A partir de demandas dos estados de Roraima, Amapá e Rondônia, a CPT vem debatendo e acompanhando a destinação de terras públicas da União para finalidades que não cumprem a Constituição Federal, bem como os impactos dessas ações para os povos e comunidades do campo. A partir disso, Contag e CPT passaram a dialogar a questão da transferência e doação de terras de domínio federal para os referidos estados, sem a observância da correta destinação. Todo esse debate resultou na proposta de uma Ação Direta de Inconstitucionalidade (ADI), que foi protocolada no Supremo Tribunal Federal (STF), no dia 15 de dezembro de 2021, sob o número ADI 7052. No dia 15 de março, a CPT entrou na ação como amicus curiae.

A preocupação de ambas organizações é que esse processo se dê de forma adversa, sem que sejam cumpridas as garantias constitucionais. A doação, conforme processos em andamento, afeta de maneira direta, terras em comunidades tradicionais, quilombolas, indígenas e mesmo áreas de assentamentos de trabalhadores e trabalhadoras rurais.

Para a CPT, a ADIN é de extrema relevância para preservar os direitos constitucionais dos povos campesinos e comunidades tradicionais que têm sido diretamente afetadas, em função do não cumprimento da destinação de terras públicas para materialização da função social da terra e preservação do meio ambiente equilibrado.

O que essa Ação significa para os povos do campo?

A ADI apresenta algumas propostas de medidas, como o pedido para que o STF conceda medida cautelar com base na Constituição Federal; manifestação do Presidente da República; manifestação das duas Casas do Congresso Nacional, que aprovaram as disposições questionadas; a intimação da Advocacia-Geral da União para que se manifeste sobre o mérito da demanda, nos termos da lei; diálogo com o Procurador-Geral da República; entre outras medidas.

Para a coordenadora nacional da CPT, Isolete Wichinieski, “É garantia constitucional os direitos dessas comunidades de usufruir e permanecer em seus territórios, com preservação de seus modos de vida. A ADI afirma, também, a importância de destinação das terras que são públicas para aqueles a quem é de direito, de acordo com a Constituição Federal”.

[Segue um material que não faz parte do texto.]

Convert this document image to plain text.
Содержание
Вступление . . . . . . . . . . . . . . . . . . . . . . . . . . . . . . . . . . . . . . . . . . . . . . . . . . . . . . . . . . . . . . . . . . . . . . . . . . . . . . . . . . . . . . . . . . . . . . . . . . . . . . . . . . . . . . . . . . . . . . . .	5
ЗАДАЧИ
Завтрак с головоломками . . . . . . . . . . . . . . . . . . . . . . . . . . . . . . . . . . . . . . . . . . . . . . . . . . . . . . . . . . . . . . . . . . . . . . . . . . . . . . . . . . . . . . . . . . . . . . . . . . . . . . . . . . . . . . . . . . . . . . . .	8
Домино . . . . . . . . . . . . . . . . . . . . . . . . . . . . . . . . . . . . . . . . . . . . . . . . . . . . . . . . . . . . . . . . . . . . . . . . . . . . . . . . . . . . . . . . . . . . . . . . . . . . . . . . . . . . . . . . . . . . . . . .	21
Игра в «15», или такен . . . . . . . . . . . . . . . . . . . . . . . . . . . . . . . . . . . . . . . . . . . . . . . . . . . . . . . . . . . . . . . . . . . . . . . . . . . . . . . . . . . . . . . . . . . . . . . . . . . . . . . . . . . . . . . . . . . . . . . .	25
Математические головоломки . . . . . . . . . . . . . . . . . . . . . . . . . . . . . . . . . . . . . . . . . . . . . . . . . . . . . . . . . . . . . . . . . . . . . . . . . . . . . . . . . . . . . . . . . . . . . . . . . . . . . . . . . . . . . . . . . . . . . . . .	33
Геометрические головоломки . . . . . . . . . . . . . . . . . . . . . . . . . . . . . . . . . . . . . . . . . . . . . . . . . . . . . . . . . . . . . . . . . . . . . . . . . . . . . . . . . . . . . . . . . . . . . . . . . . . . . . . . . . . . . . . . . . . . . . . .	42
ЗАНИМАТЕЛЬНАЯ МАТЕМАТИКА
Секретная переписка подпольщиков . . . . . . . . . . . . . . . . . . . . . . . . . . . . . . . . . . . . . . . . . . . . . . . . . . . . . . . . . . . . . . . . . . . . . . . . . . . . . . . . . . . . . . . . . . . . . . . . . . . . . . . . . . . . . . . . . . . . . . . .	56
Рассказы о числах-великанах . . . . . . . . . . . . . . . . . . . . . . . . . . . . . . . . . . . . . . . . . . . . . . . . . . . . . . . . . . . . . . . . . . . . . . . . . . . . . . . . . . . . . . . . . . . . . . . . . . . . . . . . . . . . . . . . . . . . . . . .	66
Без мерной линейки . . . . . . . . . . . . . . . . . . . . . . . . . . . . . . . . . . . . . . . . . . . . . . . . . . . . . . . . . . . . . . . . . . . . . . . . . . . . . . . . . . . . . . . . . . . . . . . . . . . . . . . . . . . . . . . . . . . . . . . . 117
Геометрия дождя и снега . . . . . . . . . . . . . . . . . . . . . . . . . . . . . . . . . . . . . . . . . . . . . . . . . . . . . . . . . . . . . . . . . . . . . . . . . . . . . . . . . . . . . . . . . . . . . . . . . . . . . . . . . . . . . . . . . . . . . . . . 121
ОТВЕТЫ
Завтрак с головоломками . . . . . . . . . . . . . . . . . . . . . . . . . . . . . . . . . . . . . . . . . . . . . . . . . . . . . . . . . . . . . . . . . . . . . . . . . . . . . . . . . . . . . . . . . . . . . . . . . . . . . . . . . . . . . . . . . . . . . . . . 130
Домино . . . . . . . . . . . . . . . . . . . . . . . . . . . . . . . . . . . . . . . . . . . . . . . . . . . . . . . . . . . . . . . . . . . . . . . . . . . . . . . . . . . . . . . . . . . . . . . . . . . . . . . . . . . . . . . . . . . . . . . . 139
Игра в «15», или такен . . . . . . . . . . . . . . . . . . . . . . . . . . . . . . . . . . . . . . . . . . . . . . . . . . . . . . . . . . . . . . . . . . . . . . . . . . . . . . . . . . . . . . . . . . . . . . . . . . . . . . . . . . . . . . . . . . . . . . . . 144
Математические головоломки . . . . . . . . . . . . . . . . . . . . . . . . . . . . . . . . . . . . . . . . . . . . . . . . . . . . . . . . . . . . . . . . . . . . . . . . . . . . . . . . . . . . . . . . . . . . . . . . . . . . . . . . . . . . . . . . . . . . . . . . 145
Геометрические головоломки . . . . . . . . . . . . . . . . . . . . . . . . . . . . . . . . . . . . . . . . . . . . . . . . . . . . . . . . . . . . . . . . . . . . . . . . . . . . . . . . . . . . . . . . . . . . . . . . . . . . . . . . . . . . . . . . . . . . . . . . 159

Em artigo publicado no portal da Contag, o desembargador aposentado do TRF-4, Manoel Lauro Volkmer de Castilho, explica o que significa essa ADIN. “Uma Ação Direta de Inconstitucionalidade é uma ação judicial em que uma pessoa jurídica habilitada nos termos da Constituição pede uma declaração de que a lei ou ato normativo questionado contraria ou não a Constituição. Assim, a ação ou é procedente porque contraria a Constituição e o Tribunal então declara sua inconstitucionalidade, ou o Tribunal julga improcedente o pedido quando a lei é no mesmo sentido da Constituição dizendo então que ela é constitucional. Mas há casos em que a lei ou o ato normativo que se quer discutir pode permitir mais de uma interpretação seja porque a redação dela é ambígua, seja porque é incompleta, seja porque com o tempo os costumes ou práticas vão se modificando, ou enfim, porque de fato ela pode ter sentido indeterminado que é preciso acomodar diante dos princípios constitucionais. Nessas hipóteses, a jurisprudência do Tribunal tem admitido uma terceira posição. Isto é, tem admitido que a ação possa ser procedente mas sem declarar a inconstitucionalidade da lei ou ato normativo questionado. Em outras palavras, o Tribunal diz que a lei vale, mas a ela se deve dar apenas a interpretação que seja compatível com a Constituição Federal. É o que se chama de interpretação conforme a Constituição, e constitui modalidade muito utilizada para esclarecer qual o sentido correto da lei em face da Constituição. E é assim porque o sentido da Constituição deve sempre prevalecer e então as leis inferiores só valem se estiverem conforme a Constituição”.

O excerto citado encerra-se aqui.